What rights do working parents have to help child care, virtual learning during an epidemic?

Employment lawyers say that parents struggling to balance their jobs and child care needs during the Torrento – epidemic may be entitled to workplace accommodations with such flexible hours and times.

Simone Ostrovsky, an employment lawyer at Whites & Lublin in Toronto, says, “Employees generally have an obligation to accommodate childcare obligations of employees in the workplace.”

Federal and provincial law gives employees across the country the ability to seek accommodation and modifications based on their family status. Housing typically includes things like flexible working hours, alternate workdays and the ability to work from home, all of which can help parents whose children are receiving online education from home.

Ontario has extended school closures indefinitely, with Nova Scotia announcing that schools in the Halifax area will be closed this week and COVID-19 cases will increase. Alberta has also closed schools in high-case areas, including Edmonton, Calgary and Fort McMurray. Schools located in the Quebec Metropolitan Community as well as other high-risk areas are closed until May 7.

“If a family has a new child, for example, or children, but even seniors or parents who need care, employees should ask their employers for housing within a certain range Has the right to do what they can and cannot do, ”, an employment lawyer in Toronto and owner of Achker Law. “That can be in the form of starting later, starting earlier, working at different times like Saturday and Sunday, different types of accommodation they ask for, but then within a range.”

It is the responsibility of both the employee and the employer to ensure that the accommodations are fair and equitable based on the employee’s family circumstances.

“As long as the employee can still perform the main duties of the job, but they simply need some accommodation, say for the time being, the employer must work with them to provide it,” Ostrovsky said.

“Employees may not necessarily emphasize a particular type of housing. They may make their requirements and limitations known but it is ultimately employers and employees who are going to decide together what a suitable accommodation is.”

Employees also have the ability to request temporary leaves based on family status. However, the type of leave they are granted and paid or not depends on their employer.

In response to the COVID-19 epidemic, several provinces have implemented emergency leave orders for better support staff dealing with COVID-19 related issues. To date, BC, Alberta, Saskatchewan, Manitoba, New Brunswick, PEI, and Newfoundland and Labrador have all issued COVID-9 related unpaid emergency leave programs that allow employees to support families and children in case of school closures or illness Allow to take leave for.

In Ontario, Infectious disease emergency leave Outlines emergency leave standards for employees who need time off due to an epidemic.

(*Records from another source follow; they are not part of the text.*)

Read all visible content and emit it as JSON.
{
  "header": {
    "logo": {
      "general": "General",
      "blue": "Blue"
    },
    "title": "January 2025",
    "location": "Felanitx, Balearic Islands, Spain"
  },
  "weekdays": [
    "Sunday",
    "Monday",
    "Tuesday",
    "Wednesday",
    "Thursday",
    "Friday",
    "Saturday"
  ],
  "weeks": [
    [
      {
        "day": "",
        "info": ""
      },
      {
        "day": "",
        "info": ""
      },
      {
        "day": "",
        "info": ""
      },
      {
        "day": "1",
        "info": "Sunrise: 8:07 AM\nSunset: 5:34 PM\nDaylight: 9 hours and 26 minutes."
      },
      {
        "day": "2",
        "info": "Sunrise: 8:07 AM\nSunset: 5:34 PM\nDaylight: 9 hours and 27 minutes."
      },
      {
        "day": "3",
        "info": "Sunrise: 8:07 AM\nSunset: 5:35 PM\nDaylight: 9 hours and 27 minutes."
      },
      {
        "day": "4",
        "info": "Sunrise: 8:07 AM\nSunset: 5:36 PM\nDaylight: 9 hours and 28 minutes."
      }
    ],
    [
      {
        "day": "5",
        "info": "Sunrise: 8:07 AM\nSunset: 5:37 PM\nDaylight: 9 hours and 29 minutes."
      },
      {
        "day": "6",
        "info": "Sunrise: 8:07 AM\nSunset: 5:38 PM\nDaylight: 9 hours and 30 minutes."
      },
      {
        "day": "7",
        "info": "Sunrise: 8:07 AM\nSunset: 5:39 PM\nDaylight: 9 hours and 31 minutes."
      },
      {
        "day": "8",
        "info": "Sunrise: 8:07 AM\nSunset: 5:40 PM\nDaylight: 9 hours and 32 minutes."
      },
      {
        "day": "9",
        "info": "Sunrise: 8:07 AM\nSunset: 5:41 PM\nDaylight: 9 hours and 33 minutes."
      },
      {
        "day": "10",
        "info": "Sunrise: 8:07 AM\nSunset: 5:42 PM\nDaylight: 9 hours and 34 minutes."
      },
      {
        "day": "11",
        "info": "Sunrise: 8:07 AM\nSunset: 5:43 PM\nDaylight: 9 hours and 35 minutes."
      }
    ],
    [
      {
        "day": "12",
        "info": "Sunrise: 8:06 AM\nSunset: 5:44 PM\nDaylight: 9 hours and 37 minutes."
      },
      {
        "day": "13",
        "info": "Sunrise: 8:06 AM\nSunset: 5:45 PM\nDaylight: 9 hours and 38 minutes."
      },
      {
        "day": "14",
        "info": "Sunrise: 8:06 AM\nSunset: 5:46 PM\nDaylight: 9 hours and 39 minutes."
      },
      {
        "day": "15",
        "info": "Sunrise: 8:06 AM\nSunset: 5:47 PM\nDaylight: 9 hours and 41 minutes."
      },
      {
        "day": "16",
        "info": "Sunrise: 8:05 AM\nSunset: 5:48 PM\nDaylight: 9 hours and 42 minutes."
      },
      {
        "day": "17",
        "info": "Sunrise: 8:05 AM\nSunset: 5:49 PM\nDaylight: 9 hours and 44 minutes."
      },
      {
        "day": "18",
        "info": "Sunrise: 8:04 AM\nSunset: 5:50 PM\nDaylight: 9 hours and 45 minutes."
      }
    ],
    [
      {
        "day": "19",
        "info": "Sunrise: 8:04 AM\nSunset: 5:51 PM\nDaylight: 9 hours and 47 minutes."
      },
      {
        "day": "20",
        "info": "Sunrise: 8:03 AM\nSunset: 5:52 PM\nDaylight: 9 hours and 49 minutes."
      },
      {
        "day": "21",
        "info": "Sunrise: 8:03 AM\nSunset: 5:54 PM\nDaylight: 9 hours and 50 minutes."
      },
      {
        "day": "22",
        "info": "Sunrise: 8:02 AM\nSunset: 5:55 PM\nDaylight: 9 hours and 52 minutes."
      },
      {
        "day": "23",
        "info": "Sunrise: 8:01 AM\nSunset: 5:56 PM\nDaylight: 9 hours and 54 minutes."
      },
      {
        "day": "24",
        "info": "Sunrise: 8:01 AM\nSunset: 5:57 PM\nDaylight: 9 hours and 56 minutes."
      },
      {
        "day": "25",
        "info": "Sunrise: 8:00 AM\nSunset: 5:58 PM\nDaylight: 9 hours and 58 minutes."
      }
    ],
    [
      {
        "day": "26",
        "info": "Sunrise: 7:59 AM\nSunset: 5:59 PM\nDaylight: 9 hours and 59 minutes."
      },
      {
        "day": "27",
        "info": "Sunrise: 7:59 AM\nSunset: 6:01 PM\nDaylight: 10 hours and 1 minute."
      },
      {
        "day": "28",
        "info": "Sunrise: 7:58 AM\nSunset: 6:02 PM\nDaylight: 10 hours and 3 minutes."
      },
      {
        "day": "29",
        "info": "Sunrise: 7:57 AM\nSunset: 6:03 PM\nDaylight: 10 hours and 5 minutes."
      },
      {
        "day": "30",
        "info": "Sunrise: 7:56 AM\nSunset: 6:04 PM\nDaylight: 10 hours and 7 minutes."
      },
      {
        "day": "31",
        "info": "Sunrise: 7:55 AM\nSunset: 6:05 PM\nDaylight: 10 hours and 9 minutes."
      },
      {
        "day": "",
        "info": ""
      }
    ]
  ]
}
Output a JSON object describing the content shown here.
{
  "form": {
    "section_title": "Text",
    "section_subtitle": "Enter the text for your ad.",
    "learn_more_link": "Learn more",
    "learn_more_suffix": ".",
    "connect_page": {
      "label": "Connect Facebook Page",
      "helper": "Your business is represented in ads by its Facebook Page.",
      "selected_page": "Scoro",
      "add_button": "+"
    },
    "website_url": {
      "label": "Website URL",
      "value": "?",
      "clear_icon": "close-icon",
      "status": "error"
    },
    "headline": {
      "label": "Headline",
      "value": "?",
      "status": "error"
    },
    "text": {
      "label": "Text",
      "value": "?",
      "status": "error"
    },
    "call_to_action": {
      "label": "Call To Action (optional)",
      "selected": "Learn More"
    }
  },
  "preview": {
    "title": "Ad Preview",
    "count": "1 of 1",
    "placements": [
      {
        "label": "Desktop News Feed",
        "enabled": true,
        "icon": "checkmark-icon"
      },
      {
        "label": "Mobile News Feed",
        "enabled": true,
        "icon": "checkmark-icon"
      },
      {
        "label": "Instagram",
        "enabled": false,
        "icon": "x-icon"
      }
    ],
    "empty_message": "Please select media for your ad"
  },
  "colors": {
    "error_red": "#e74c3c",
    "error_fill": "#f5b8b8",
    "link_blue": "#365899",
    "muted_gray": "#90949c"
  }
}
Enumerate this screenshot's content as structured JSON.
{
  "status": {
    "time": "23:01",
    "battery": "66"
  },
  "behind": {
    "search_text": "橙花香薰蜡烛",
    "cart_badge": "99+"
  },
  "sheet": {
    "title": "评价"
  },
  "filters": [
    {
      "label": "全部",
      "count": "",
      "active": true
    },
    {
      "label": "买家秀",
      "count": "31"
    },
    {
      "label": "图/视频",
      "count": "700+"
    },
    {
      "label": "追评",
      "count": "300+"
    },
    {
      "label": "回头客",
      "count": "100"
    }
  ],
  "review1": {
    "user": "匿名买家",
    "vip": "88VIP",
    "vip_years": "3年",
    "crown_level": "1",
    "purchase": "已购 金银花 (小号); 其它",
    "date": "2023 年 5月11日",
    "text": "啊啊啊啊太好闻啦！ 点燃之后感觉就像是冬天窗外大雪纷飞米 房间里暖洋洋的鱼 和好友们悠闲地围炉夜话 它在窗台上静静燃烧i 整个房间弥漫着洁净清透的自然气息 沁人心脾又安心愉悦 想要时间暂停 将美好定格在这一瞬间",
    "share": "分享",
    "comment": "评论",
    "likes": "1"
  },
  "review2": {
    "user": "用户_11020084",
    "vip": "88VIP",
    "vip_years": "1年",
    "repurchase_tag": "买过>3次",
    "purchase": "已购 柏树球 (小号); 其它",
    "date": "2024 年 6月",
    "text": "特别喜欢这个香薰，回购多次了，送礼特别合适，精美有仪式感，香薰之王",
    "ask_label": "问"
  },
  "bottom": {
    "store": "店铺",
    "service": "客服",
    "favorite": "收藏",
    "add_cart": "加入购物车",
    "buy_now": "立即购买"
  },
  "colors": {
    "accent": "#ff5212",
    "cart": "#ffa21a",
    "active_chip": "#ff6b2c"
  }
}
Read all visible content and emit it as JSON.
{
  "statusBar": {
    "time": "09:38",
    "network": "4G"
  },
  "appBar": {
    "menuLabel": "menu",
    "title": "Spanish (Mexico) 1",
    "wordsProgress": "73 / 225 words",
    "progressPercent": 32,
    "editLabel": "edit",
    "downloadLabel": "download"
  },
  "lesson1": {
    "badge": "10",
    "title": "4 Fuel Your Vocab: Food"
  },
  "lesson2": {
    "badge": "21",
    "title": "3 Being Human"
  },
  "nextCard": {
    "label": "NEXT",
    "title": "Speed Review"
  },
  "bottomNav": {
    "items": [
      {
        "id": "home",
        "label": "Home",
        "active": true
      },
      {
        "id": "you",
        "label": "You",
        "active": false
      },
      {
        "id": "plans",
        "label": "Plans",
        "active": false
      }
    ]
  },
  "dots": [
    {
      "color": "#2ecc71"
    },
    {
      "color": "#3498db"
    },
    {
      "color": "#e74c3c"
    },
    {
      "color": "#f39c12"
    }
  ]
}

However, temporary leaves are not always a beneficial decision for employees, as they are unpaid and can potentially drive an employee away from the workplace.

“Apparently whenever an employee is away from a workplace, it potentially puts them in a vulnerable position,” says Ostrovsky. “That’s why we have [legal] Security. We say that an employee cannot be punished because they have taken one of these protected leaves, but we believe that we need that legal protection because someone who is not in the workplace and who is on leave Is, often the risk of termination or happening is more avoidance of workplace decisions. “

Employees who find their employer reluctant to live on the basis of their family status can contact an employment lawyer, the Ministry of Labor, or file a complaint under human rights law in their province or human rights law.